The action was taken in response to concern about birth defects. Since the drug’s introduction in the 1970s, it is estimated that 20,000 children in the UK have been left with conditions like autism and spina bifida.

Macleod said membership of the European Medicines Agency had led to the action being taken.

“One of the benefits of being in Europe is that it makes our drug regulations more efficient. Recent advice that a drug called sodium valproate should not be used in women who might become pregnant came about because of action by the French regulators, acting through the European Medicines Agency.

“Because of this we have been contacting patients to provide them with more information, and I’d encourage women on valproate to discuss this with their doctor or specialist nurse if they haven’t had a chance to do so already. It’s important that they keep taking the medication until they have had that discussion. From a Brexit perspective, the important thing is that being part of the European Medicine’s Agency has made a great contribution to patient safety, even if it’s a contribution that has gone unnoticed by many.”

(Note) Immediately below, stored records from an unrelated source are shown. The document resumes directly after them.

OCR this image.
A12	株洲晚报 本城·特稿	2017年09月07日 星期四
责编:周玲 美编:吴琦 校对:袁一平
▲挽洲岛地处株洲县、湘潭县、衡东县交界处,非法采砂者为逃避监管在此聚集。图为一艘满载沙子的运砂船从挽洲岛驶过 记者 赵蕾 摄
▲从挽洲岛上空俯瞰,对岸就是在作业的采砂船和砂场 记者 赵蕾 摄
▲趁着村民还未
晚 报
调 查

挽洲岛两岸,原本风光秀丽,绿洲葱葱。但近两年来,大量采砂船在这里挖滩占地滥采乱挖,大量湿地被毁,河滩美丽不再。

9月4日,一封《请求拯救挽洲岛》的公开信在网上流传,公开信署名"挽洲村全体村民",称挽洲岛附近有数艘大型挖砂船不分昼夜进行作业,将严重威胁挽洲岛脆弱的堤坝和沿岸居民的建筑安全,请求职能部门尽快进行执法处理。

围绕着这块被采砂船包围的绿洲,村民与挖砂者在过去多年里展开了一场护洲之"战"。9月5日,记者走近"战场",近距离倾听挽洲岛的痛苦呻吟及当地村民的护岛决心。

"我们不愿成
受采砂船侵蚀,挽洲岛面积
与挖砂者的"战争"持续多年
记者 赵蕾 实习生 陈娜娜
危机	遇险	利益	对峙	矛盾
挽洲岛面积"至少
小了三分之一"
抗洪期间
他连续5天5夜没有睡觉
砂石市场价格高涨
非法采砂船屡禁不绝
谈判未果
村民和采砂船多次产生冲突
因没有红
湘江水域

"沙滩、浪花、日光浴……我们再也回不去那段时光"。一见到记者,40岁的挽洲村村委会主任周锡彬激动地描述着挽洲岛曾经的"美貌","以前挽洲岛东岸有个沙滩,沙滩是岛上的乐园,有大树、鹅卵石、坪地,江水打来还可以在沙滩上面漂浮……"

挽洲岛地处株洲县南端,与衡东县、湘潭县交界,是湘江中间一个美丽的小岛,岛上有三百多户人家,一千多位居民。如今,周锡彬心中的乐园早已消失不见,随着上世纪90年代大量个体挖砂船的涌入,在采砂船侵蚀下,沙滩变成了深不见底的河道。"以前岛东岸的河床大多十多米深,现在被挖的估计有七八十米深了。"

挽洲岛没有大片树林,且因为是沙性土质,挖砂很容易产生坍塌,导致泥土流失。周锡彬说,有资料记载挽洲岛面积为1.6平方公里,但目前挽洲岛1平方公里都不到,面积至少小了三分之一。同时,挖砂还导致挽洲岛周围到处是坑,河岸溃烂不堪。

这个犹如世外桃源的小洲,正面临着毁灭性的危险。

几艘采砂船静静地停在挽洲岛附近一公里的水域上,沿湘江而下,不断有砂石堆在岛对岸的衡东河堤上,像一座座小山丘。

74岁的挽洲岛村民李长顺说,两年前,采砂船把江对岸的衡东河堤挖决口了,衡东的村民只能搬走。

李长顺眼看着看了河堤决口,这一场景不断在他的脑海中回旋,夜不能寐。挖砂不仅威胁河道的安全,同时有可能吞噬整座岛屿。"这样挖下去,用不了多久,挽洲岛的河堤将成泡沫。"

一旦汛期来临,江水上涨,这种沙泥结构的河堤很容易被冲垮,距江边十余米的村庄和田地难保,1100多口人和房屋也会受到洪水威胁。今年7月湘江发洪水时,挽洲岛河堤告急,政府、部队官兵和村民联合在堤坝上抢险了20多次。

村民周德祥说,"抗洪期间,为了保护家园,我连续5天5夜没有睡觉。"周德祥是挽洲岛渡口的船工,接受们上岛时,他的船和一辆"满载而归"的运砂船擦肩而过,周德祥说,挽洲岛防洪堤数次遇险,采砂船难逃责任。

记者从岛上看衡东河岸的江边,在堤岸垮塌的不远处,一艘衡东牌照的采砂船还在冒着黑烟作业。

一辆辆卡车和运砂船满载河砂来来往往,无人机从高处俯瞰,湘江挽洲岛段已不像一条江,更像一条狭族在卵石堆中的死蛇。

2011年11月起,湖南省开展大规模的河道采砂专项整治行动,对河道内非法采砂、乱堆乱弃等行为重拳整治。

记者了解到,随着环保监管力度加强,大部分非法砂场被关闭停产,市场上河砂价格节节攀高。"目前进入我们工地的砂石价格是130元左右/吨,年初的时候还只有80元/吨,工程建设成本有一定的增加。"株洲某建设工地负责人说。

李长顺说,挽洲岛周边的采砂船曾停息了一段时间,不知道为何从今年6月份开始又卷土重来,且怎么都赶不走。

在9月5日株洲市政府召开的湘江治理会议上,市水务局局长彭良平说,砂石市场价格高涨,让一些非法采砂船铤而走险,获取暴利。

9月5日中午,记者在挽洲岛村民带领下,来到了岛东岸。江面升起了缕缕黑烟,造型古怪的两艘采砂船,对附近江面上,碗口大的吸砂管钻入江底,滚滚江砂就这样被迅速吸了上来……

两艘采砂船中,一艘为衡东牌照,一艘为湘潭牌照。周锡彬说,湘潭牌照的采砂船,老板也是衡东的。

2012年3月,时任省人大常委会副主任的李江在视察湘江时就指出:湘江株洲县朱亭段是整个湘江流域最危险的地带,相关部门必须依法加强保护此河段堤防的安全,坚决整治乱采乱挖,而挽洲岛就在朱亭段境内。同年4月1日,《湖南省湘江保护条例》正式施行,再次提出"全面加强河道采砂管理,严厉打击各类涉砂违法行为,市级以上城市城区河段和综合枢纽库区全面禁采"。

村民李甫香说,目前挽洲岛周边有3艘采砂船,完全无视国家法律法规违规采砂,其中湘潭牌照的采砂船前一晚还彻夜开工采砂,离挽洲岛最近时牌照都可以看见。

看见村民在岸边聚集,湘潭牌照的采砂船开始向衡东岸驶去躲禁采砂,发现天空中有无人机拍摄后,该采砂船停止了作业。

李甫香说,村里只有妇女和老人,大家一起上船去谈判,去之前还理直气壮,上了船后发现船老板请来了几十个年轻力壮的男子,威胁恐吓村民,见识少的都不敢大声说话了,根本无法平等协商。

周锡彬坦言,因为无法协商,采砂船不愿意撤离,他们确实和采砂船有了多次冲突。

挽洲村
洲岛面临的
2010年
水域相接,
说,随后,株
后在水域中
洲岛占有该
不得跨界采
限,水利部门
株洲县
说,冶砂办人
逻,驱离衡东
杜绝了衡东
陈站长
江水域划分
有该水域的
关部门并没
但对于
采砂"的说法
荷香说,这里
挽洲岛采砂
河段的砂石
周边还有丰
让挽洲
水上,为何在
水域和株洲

A Scottish Government spokesman said: “Leaving the EU’s regulatory regime for medicines and medical devices could affect patients, with potential for slower or reduced access to new medicines, equipment or vitally important clinical trials.

“The only way to protect patients, our health and social care services, and our research and pharmaceutical industries is to retain our membership of the Single Market and Customs Union.”

The UK government’s Department for Exiting the European Union referred Macleod’s remarks to the UK health department. A spokesperson for the Department of Health and Social Care said the MHRA would continue to act as rapporteur for both ongoing new applications and in post-approval procedures and would play a leading role in scientific advice procedures in the EMA during the Brexit transition period.

The spokesperson said: “The UK’s position on medicines regulation remains clear: we want to retain a close working partnership with the EU to ensure patients continue to have timely access to safe medicines and medical innovations. We are committed to continuing a close working relationship with the European Medicines Agency

“This was reiterated further by the Prime Minister in her Mansion House speech of 2 March, where she confirmed the government would like to explore with the EU the terms on which the UK could remain part of EU agencies such as the EMA.”